While all the above of what Bruce and Frederick said is true, most of the time on projects these days, unless you're doing decently funded CD projects, the time and money isn't there for the mastering stage to be done by somebody else.

As we're coming up we first need to learn how to do all the stages of a production reasonalbe well ourselves.

The links above that I provided are a good quick and simple way to get professional results. Now of course you can always get better and you can always find somebody who is better at certain things than you are to help out in the production but all that cost, and until I for one get to a level where I can expand my business to include more people besides myself, self mastering(hehe) is the only real solution for the majority.

It's not going to hurt anybody to increase their production chops to a point where the recordings they make sound reasonable professional. And, with the technology today you can just sit around and fittle about until you get some chops going and the tools are getting better and easier to use.

Jose


----------



## Frederick Russ (Jul 24, 2005)

There are some excellent two track editing/mastering programs and some superb higher end mastering plugs available as vst/au plug-ins within the two track environment. It's actually staggering that the quality has gotten this good outside of a Pro Tools environment or ported from a rack of vintage gear.

But I do know of mastering engineers who have pristine A/D/A convertors who port the music to very high end gear such as what can be found at Manley for very critical work (and for a nice hefty mastering fee) and reconvert that completed work back to digital - which might be overkill for a simple project, so I guess it depends on the application.


----------



## evaclear (Jul 26, 2005)

I think mastering with a dedicated mastering engineer is really important, and i'll try and go down that path as much as i can- and it always compromises my producer budget, but i think the results are worth it.

We haven't mentioned the "loudness" word yet. Most Do It Yourself mastering is too quiet to put back to back with other commercial releases, and attempts to get it "appropriately" loud can often kill the track. Obviously this relates to pop/rock music moreso than other genres. Secondly, I consider "tone". I think stuff takes on a charater and sound when it's run through Manley and Crane compressors/limiters/eqs etc. A sound i can't pull with the Waves C4 and or L3.

I probably master half my stuff, and outsource the other half for the above reasons when i can afford it.

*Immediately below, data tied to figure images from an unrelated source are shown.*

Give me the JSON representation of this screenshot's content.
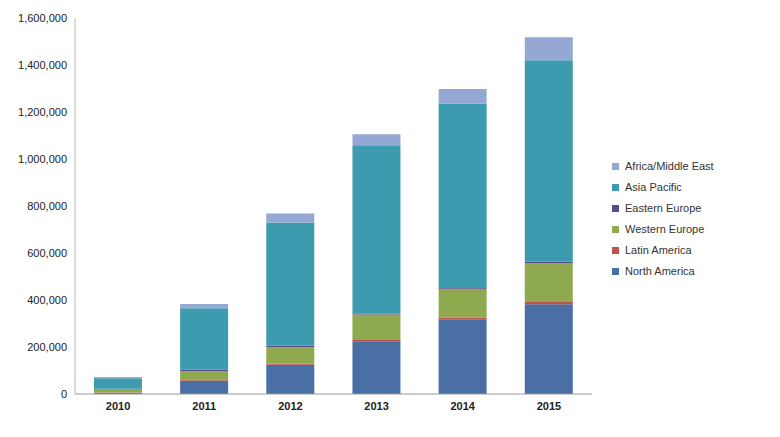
{
  "chart_data": {
    "type": "bar",
    "stacked": true,
    "grid": false,
    "legend": "right",
    "categories": [
      "2010",
      "2011",
      "2012",
      "2013",
      "2014",
      "2015"
    ],
    "ylim": [
      0,
      1600000
    ],
    "yticks": [
      0,
      {
        "value": 200000,
        "label": "200,000"
      },
      {
        "value": 400000,
        "label": "400,000"
      },
      {
        "value": 600000,
        "label": "600,000"
      },
      {
        "value": 800000,
        "label": "800,000"
      },
      {
        "value": 1000000,
        "label": "1,000,000"
      },
      {
        "value": 1200000,
        "label": "1,200,000"
      },
      {
        "value": 1400000,
        "label": "1,400,000"
      },
      {
        "value": 1600000,
        "label": "1,600,000"
      }
    ],
    "series": [
      {
        "name": "North America",
        "color": "#4a6fa5",
        "values": [
          5000,
          55000,
          125000,
          225000,
          318000,
          382000
        ]
      },
      {
        "name": "Latin America",
        "color": "#c0504d",
        "values": [
          1000,
          3000,
          5000,
          8000,
          8000,
          10000
        ]
      },
      {
        "name": "Western Europe",
        "color": "#8faa4e",
        "values": [
          15000,
          40000,
          70000,
          105000,
          122000,
          165000
        ]
      },
      {
        "name": "Eastern Europe",
        "color": "#5b4a8a",
        "values": [
          1000,
          5000,
          5000,
          5000,
          6000,
          7000
        ]
      },
      {
        "name": "Asia Pacific",
        "color": "#3d9bb0",
        "values": [
          45000,
          262000,
          525000,
          715000,
          781000,
          856000
        ]
      },
      {
        "name": "Africa/Middle East",
        "color": "#95a8d4",
        "values": [
          5000,
          18000,
          38000,
          47000,
          63000,
          98000
        ]
      }
    ]
  }
}
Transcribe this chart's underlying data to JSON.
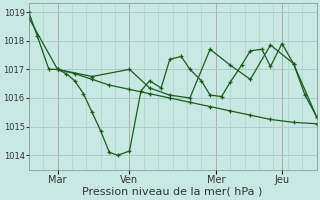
{
  "background_color": "#c8e8e4",
  "grid_color": "#a8ccc8",
  "line_color": "#1a5c1a",
  "ylabel_ticks": [
    1014,
    1015,
    1016,
    1017,
    1018,
    1019
  ],
  "xlabel": "Pression niveau de la mer( hPa )",
  "x_tick_labels": [
    "Mar",
    "Ven",
    "Mer",
    "Jeu"
  ],
  "ylim_low": 1013.5,
  "ylim_high": 1019.3,
  "xlim_low": 0,
  "xlim_high": 100,
  "x_tick_positions": [
    10,
    35,
    65,
    88
  ],
  "line1_x": [
    0,
    3,
    7,
    10,
    13,
    16,
    19,
    22,
    25,
    28,
    31,
    35,
    39,
    42,
    46,
    49,
    53,
    56,
    60,
    63,
    67,
    70,
    74,
    77,
    81,
    84,
    88,
    92,
    96,
    100
  ],
  "line1_y": [
    1019.0,
    1018.15,
    1017.0,
    1017.0,
    1016.85,
    1016.6,
    1016.15,
    1015.5,
    1014.85,
    1014.1,
    1014.0,
    1014.15,
    1016.25,
    1016.6,
    1016.35,
    1017.35,
    1017.45,
    1017.0,
    1016.6,
    1016.1,
    1016.05,
    1016.55,
    1017.15,
    1017.65,
    1017.7,
    1017.1,
    1017.9,
    1017.2,
    1016.1,
    1015.35
  ],
  "line2_x": [
    10,
    16,
    22,
    28,
    35,
    42,
    49,
    56,
    63,
    70,
    77,
    84,
    92,
    100
  ],
  "line2_y": [
    1017.0,
    1016.85,
    1016.65,
    1016.45,
    1016.3,
    1016.15,
    1016.0,
    1015.85,
    1015.7,
    1015.55,
    1015.4,
    1015.25,
    1015.15,
    1015.1
  ],
  "line3_x": [
    0,
    10,
    22,
    35,
    42,
    49,
    56,
    63,
    70,
    77,
    84,
    92,
    100
  ],
  "line3_y": [
    1018.8,
    1017.0,
    1016.75,
    1017.0,
    1016.35,
    1016.1,
    1016.0,
    1017.7,
    1017.15,
    1016.65,
    1017.85,
    1017.2,
    1015.35
  ],
  "marker_size": 3.5,
  "line_width": 0.9,
  "ytick_fontsize": 6,
  "xtick_fontsize": 7,
  "xlabel_fontsize": 8
}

They're my thoughts anyhow.


----------



## hv (Jul 28, 2005)

Here's some commentary surrounding use of the latest analog mastering toy to get unvieled at AES from Rupert Neve who apparently custom designed it for Billy Stull:

http://www.legendaryaudio.com/usernotes.html

Far as budgeting for mastering services goes, they say they tend to devote 6 to 8 hours of time at their hourly rate to the typical hour-long CD project.

Howard


----------



## thesoundsmith (Oct 16, 2005)

Jose, thanks for the links, especially the one for SOS. Any major work I send out, but I do a lot of local level stuff where it's not worth professional rates, but if I can get it closer than it was, the clients always love it...


----------